Анна бросила взгляд на закорючку:
— Не матушки это подпись, святые отцы…
— Уж не обвиняете ли вы, дочь моя, Церковь во лжи? — изумился один из священников. — Графиня завещала вам управление имуществом лишь до освобождения — какого, не уточнено. А теперь, волею Господа, она освободилась от тягот земной юдоли. Значит, имущество теперь ничье…
— Подпись не матушки, — упрямо повторила Анна и, болезненно оскалившись, тихо добавила: — Не вздумайте тягаться со мною, святые отцы.
— Встретимся в суде, дочь моя!
Священники ушли, возмущенно шурша рясами. Пора спать, решила Анна. Сегодня был тяжелый день…
Лежа в супружеской постели, долго не могла уснуть. Перебирала в памяти все сделанное, прикидывала, насчет чего еще нужно будет распорядиться. Не спалось.
Вспомнился Дьёрдь, его глаза, грустноватая улыбка, тяжелое тело… Анна стиснула зубы от прихлынувшего желания. Покосилась на сопевшего рядом мужа. Разбудить? Ну его…

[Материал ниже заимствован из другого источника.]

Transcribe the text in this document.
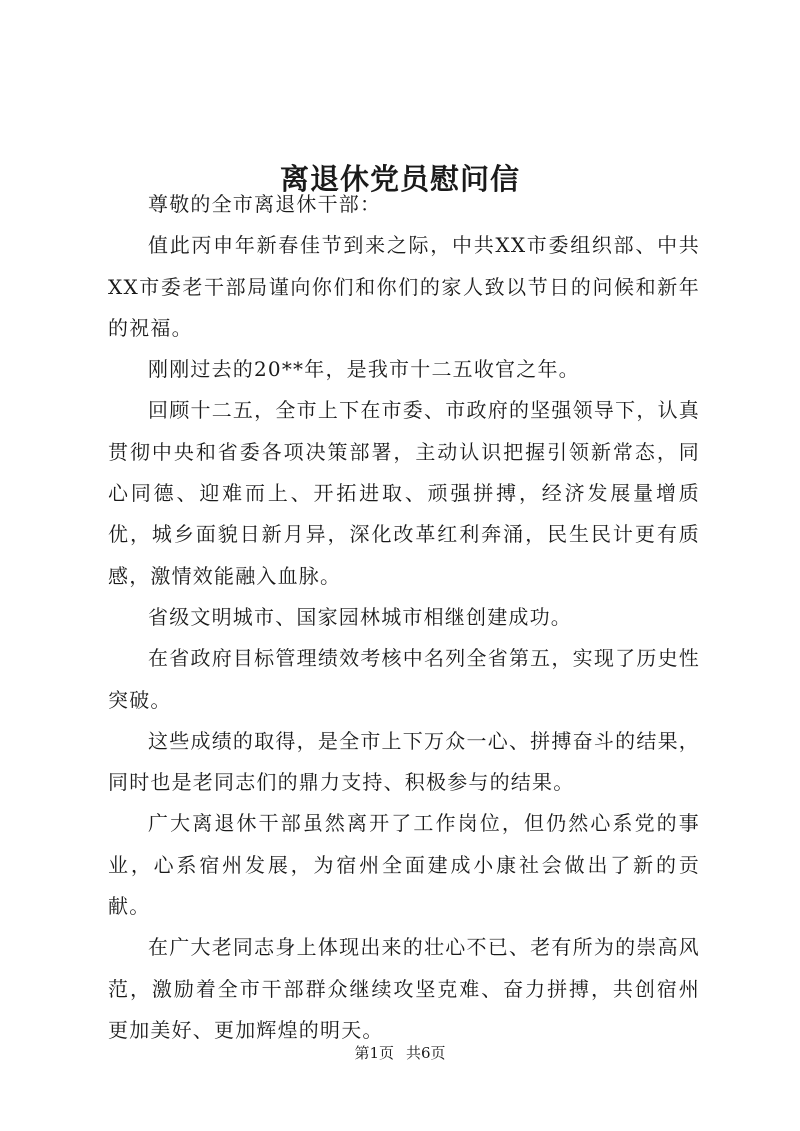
离退休党员慰问信

尊敬的全市离退休干部：

值此丙申年新春佳节到来之际，中共XX市委组织部、中共XX市委老干部局谨向你们和你们的家人致以节日的问候和新年的祝福。

刚刚过去的20**年，是我市十二五收官之年。

回顾十二五，全市上下在市委、市政府的坚强领导下，认真贯彻中央和省委各项决策部署，主动认识把握引领新常态，同心同德、迎难而上、开拓进取、顽强拼搏，经济发展量增质优，城乡面貌日新月异，深化改革红利奔涌，民生民计更有质感，激情效能融入血脉。

省级文明城市、国家园林城市相继创建成功。

在省政府目标管理绩效考核中名列全省第五，实现了历史性突破。

这些成绩的取得，是全市上下万众一心、拼搏奋斗的结果，同时也是老同志们的鼎力支持、积极参与的结果。

广大离退休干部虽然离开了工作岗位，但仍然心系党的事业，心系宿州发展，为宿州全面建成小康社会做出了新的贡献。

在广大老同志身上体现出来的壮心不已、老有所为的崇高风范，激励着全市干部群众继续攻坚克难、奋力拼搏，共创宿州更加美好、更加辉煌的明天。

第1页 共6页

Встала, налила вина в серебряный кубок, выпила залпом. В груди потеплело, в голову мягко ударило. Захотелось спать. Наконец-то.
…Она бежала по лесу навстречу лунному свету. Одуряюще пахли травы, листья ласково шелестели над головой. Было тепло и весело. Только одежда мешала. Анна остановилась, скинула с себя все и понеслась дальше, едва касаясь ногами земли, ощущая, как ласкает нагое тело ветер, как трава мягко пружинит под пятками.
Он ждал на поляне — большой, сильный, черный как ночь. Непонятное существо. То ли человек с телом кота, то ли кот с лицом человека… Анна бросилась к нему, обняла, терлась щекою о нежную шерсть. Он мягко опрокинул ее в траву, лизнул грудь шершавым языком, прикусил шею.
Они катались по поляне, выли и урчали, царапались, сплетались телами. Ощущая в себе горячую звериную плоть, Анна стонала, извивалась в предвкушении… Но чего-то не хватало. Она сама надкусила вену на запястье, поднесла руку к губам существа…
Кровь окропила его лицо, крошечными рубинами блестела на шерсти, скатывалась багряной росой на траву. Зверобог приник к ранке, жадно слизывал кровь. Анна ликующе закричала, содрогаясь от бесконечного наслаждения.
…Она проснулась от собственного крика. Рядом беспокойно заворочался Зриньи, спросил хрипло:
— Что случилось, любовь моя? Кошмар?
— Кошмар — это ты, — строптиво ответила Анна. — Спи уже!
Николаус перевернулся на другой бок и захрапел.
Анна не спала. Приподнявшись на локте, вглядывалась в темноту. Не оставляло чувство: в комнате кто-то есть. Кто-то настолько сильный, что его присутствие ощущается на расстоянии. Кто-то настолько страшный, что невозможно заставить себя протянуть руку, зажечь свечу и увидеть…
Ужас переполнял ее, порождая непонятное возбуждение, предвкушение чего-то прекрасного и жуткого одновременно. Анна застонала, не понимая еще, что должна сделать…
— Отпусти себя, — вкрадчиво шепнула темнота. — Слушайся своих желаний. Почувствуй перерождение…
Анна огляделась. Теперь она словно видела мир по-новому. Темнота уже не была такой густой, а знакомая с детства комната наполнилась новыми звуками, запахами и красками.
Она явственно слышала шорох растущей травы, шелест крыльев мотылька, который снаружи полз по окну, и скрип древоточцев, поселившихся в шкафу. Видела игру радуги в лунном луче. Чувствовала аромат цветов, доносившийся из далекого леса… и запах еды.